# New and seeking guidance



## needprogress (Nov 9, 2012)

Been a long time reader of the forums here, but just recently joined to solicit feedback from others. I'm a 41yr old male who has been married for 10 years with 2 kids, 8 and 6. My marriage has never been spectacular, but has continued to deteriorate to the point that I feel its unacceptable. There is absolutely no intimacy from either of us and sex is non-existant. She states she wants intimacy from me, but never exhibits any desire herself. We do not do anything together as just us and scoffs at the idea of "date night". Her fun time is out with her friends, the time with me is serious with the goal of taking care of the kids. She states she has no interest in sex with me. We have recently started marriage counseling (at my initiative) that I am not overly optimisitic about. I am the one who often tries to have dialouge about our relationship, but she never wants to talk about it and admits to wanting to avoid it. The only time she does talk me about the relationship and is actually intimate with me is after she is drunk. Even the day after, the hangover day, she is very nice to me and actually feels like she desires me. Once that wears off, it is back to the usual. She has stated the marriage is "good enough" for her. I have told her I want a wife, not a roommate. In the past, she has said "You better get used to it as it ain't going to change." Lately, she has stated she doesn't know what to change and then refuses to talk to me about it in order to figure it out. I am very frustated with the situation as no progress is being made. I seem to be the only one trying to improve, but she as said the "roommate" relationship is fine for her. I have tried to let things be as roommates, but it begins to eat at me as it isn't what I want. Any advice or thoughts?


----------



## Acorn (Dec 16, 2010)

needprogress said:


> She has stated the marriage is "good enough" for her. I have told her I want a wife, not a roommate. In the past, she has said "You better get used to it as it ain't going to change."
> 
> I seem to be the only one trying to improve, but she as said the "roommate" relationship is fine for her. I have tried to let things be as roommates, but it begins to eat at me as it isn't what I want. Any advice or thoughts?

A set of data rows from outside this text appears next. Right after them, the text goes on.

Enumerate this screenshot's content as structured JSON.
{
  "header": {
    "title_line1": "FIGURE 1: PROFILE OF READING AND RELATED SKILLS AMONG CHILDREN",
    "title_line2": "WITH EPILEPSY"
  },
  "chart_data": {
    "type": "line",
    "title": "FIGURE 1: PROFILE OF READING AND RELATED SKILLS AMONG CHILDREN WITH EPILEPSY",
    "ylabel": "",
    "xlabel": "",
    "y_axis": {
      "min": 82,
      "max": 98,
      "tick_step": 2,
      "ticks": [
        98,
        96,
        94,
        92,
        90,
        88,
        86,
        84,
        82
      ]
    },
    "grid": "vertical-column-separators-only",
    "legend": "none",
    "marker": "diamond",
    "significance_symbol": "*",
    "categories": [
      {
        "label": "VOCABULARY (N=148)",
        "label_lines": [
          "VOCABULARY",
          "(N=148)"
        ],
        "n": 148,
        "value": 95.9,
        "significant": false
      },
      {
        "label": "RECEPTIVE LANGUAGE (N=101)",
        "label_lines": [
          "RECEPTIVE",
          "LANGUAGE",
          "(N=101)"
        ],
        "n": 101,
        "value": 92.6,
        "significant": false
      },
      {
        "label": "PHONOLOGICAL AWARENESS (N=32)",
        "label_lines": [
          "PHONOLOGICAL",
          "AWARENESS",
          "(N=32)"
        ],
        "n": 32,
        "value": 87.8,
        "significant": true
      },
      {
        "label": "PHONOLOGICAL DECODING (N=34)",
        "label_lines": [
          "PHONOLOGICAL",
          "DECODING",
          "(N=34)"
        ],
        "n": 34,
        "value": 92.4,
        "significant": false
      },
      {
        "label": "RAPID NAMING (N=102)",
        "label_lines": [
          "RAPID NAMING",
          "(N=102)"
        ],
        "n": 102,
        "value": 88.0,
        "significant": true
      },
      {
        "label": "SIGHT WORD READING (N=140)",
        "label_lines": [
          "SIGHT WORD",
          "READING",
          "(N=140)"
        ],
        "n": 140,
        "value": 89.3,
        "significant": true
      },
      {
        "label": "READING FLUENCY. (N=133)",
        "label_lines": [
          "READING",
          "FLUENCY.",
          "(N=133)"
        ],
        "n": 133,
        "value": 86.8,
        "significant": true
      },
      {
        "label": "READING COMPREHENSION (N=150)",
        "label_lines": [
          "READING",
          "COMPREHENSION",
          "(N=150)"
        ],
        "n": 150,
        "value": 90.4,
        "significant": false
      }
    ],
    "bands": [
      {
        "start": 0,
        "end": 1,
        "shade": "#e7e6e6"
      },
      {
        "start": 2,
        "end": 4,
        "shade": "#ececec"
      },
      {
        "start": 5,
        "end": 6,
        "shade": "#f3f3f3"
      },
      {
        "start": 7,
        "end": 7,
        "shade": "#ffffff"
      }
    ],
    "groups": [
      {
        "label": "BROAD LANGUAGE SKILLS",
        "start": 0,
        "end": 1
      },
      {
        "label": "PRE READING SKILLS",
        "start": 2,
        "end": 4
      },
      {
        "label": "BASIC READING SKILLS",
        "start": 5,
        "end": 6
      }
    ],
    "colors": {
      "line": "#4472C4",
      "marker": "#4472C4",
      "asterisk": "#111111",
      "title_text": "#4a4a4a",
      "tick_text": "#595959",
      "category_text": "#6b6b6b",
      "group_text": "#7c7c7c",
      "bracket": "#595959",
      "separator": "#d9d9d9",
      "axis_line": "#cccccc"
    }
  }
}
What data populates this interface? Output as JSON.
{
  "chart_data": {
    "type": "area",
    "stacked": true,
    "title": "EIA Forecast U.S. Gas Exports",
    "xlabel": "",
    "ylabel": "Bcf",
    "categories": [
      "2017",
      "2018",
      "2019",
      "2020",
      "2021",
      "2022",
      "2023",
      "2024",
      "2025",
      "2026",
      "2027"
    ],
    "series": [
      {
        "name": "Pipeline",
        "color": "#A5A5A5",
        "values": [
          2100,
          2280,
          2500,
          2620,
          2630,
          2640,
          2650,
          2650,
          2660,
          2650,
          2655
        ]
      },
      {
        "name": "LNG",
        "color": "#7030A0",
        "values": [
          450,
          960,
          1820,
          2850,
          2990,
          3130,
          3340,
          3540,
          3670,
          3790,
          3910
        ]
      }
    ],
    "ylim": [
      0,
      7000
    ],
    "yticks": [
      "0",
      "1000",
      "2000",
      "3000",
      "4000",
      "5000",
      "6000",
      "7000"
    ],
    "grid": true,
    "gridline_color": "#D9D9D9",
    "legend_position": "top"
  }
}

My thoughts are similar to yours. The marriage is "good enough" for her. She is pretty insistent that she is not going to change, and she's not going to try to improve.

It doesn't sound like this is what you want.

Yes, all I did was parrot back what you said, but the truth is, you aren't happy and you need a change.

So, start changing. Start living the life you want - get out more, take up your old hobby, and in general be less available. Show her your changes. Give her some other incentive to change other than your verbal requests for change, because that clearly is not working.


----------



## needprogress (Nov 9, 2012)

Thanks. I think you're exactly correct. I struggle in that I'm the kind of person that has a hard time just ignoring things that aren't quite right. I want to work on it, figure it out, and then do something about it. I guess I need to grin and bear it for now and put on my happy face, especially for the kids.


----------



## pb76no (Nov 1, 2012)

Get & read Married Man Sex Life (MMSL). Not the gospel but I bet many parts of it will ring true. At the very least, it will help put you in a better place, regardless of whether she responds or not.


----------



## needprogress (Nov 9, 2012)

I will check it out, thanks. 

The thing that really kills me is the lack of effort which to me means she only cares for herself and not about me. I thought women wanted to communicate and work things out, but my wife avoids all relationship communication.


----------



## pb76no (Nov 1, 2012)

I understand completely. This is very familiar territory for me, but just so you know, I haven't found any magic bullet & I've made a bunch of huge mistakes trying to "fix" her. And what little I've learned is it can't be done. So I am just working on myself as that is all I have control over right now.


----------



## needprogress (Nov 9, 2012)

And I'm all for that, but the question that continues to rattle around in my head is, should I move on then? I think I know deep down that she will not change, but keep debating with myself as to whether I can continue in this relationship. Again, not trying to be selfish, but life is short and I want to be happy. A happy marriage is a source of happiness and isn't my only one, but it seems to me to be a really important one.


----------



## pb76no (Nov 1, 2012)

That is what is great about MMSL; it prepares you either way.


----------